The entire second part of the expansion benefits from more crafted combat encounters, where terrain and enemy selections will force players to at least adjust their regular tactics a little. There are fewer opportunities to just lock down an entrance with Eder, and fewer haphazard roaming groups of monsters (creature placement seems more considered, and in harmony with location or story). Instead, you’ll have to deal with situations like being pined down by Xaurip archers and magicians on higher group, while trolls block your path (they’ve clearly been learning from Eder). Or scattering from the onslaught of the intimidating Eyeless; towering, slender golems with pounding hammers for hands.
I play on Normal difficulty, so bear in mind the caveat that such things may seem less impressive if you’re already a master of Path of the Damned.
The Eyeless represent a significant challenge, but the manner of their difficulty also suggests that Pillars of Eternity’s combat system is pretty much at its limit. Eyeless hit hard, and brute-force their way into making players switch up tactics by being immune to basically everything. They will not be charmed, poisoned, confused, petrified, burned, or any of that nonsense (though, amusingly, their Reflex defense is relatively low, so the good old Slicken spell can still work wonders). This does force a definitive plan of action, and had me actually stacking my quick-use item bar with objects that could provide useful boons, on top of searching for specific spells that would muster better-than-negligible damage.
These foes appear for the climax of the expansion, by which point you may have some additional combat abilities and summons courtesy of any alliances you formed during the course of The White March. This is a welcome consequence for those who made an effort to be diplomatic throughout the add-on. One particular new ‘Soulbound’ weapon added in Part 2 is of great use against the Eyeless too.
For those who might feel their inventory of adopted companions was getting a bit feline-centric, there are a couple of non-cat pets to discover.
Part-way through the review process The White March Part 2 received a hefty bug-busting update, but by this stage I was already quite deep into the 10-12 hours it took to complete. For that reason it’s hard to say for sure which issues (if any) were a hangover from the earlier build. None of the problems were at all severe, but post-patch I did see Aloth standing around after combat and wasting all of his 7th level spells for some secret wizardly reason, poor old Itumaak slowly sliding around in a prone animation during combat, and a couple of overly-pyrotechnic spell effects that seemed to be caught on a loop and dragged my frame-rate down to single digits (before mercifully dispersing).
The White March does what most expansions should, and works within the existing game parameters to provide refined extensions of what’s on offer in the main title. It puts more thought into making each combat encounter more of a tactical challenge, and, in its quest design, exhibits some of the main strengths of Pillars of Eternity in offering different options of approach.
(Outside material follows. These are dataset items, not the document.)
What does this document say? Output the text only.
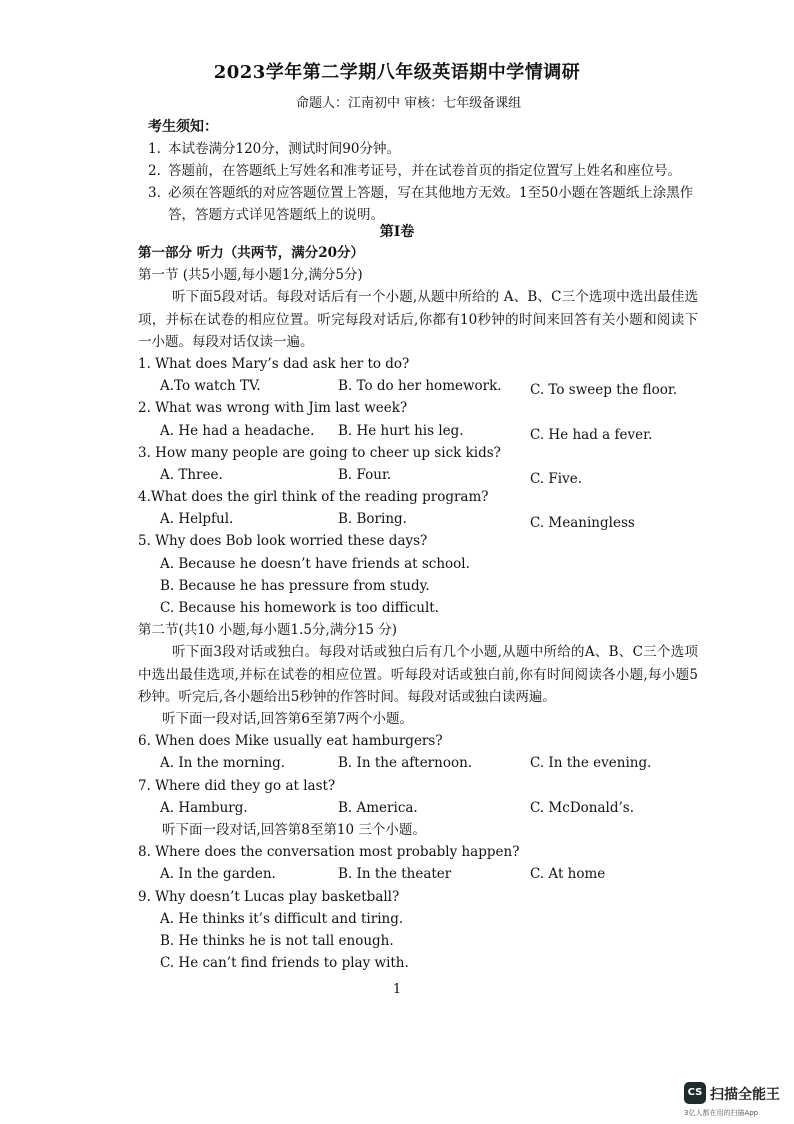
2023学年第二学期八年级英语期中学情调研
命题人：江南初中 审核：七年级备课组
考生须知：
1. 本试卷满分120分，测试时间90分钟。
2. 答题前，在答题纸上写姓名和准考证号，并在试卷首页的指定位置写上姓名和座位号。
3. 必须在答题纸的对应答题位置上答题，写在其他地方无效。1至50小题在答题纸上涂黑作答，答题方式详见答题纸上的说明。
第I卷
第一部分 听力（共两节，满分20分）
第一节 (共5小题,每小题1分,满分5分)
听下面5段对话。每段对话后有一个小题,从题中所给的 A、B、C三个选项中选出最佳选项，并标在试卷的相应位置。听完每段对话后,你都有10秒钟的时间来回答有关小题和阅读下一小题。每段对话仅读一遍。
1. What does Mary’s dad ask her to do?
A.To watch TV.	B. To do her homework. C. To sweep the floor.
2. What was wrong with Jim last week?
A. He had a headache. B. He hurt his leg.	C. He had a fever.
3. How many people are going to cheer up sick kids?
A. Three.	B. Four.	C. Five.
4.What does the girl think of the reading program?
A. Helpful.	B. Boring.	C. Meaningless
5. Why does Bob look worried these days?
A. Because he doesn’t have friends at school.
B. Because he has pressure from study.
C. Because his homework is too difficult.
第二节(共10 小题,每小题1.5分,满分15 分)
听下面3段对话或独白。每段对话或独白后有几个小题,从题中所给的A、B、C三个选项中选出最佳选项,并标在试卷的相应位置。听每段对话或独白前,你有时间阅读各小题,每小题5秒钟。听完后,各小题给出5秒钟的作答时间。每段对话或独白读两遍。
听下面一段对话,回答第6至第7两个小题。
6. When does Mike usually eat hamburgers?
A. In the morning.	B. In the afternoon.	C. In the evening.
7. Where did they go at last?
A. Hamburg.	B. America.	C. McDonald’s.
听下面一段对话,回答第8至第10 三个小题。
8. Where does the conversation most probably happen?
A. In the garden.	B. In the theater	C. At home
9. Why doesn’t Lucas play basketball?
A. He thinks it’s difficult and tiring.
B. He thinks he is not tall enough.
C. He can’t find friends to play with.
1
CS 扫描全能王
3亿人都在用的扫描App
Choices made during the opening chapter (and the rest of the game) have a reasonable impact on the climax too. It feels a touch strange to wrap-up the final, substantive part of Pillars of Eternity without it being the game’s actual ending, but that’s the nature of the mid-game expansion model. Though it won’t radically alter anybody’s existing opinion on the game, those who voted it as Best PC Exclusive of 2015 in our Reader Awards will be well sated.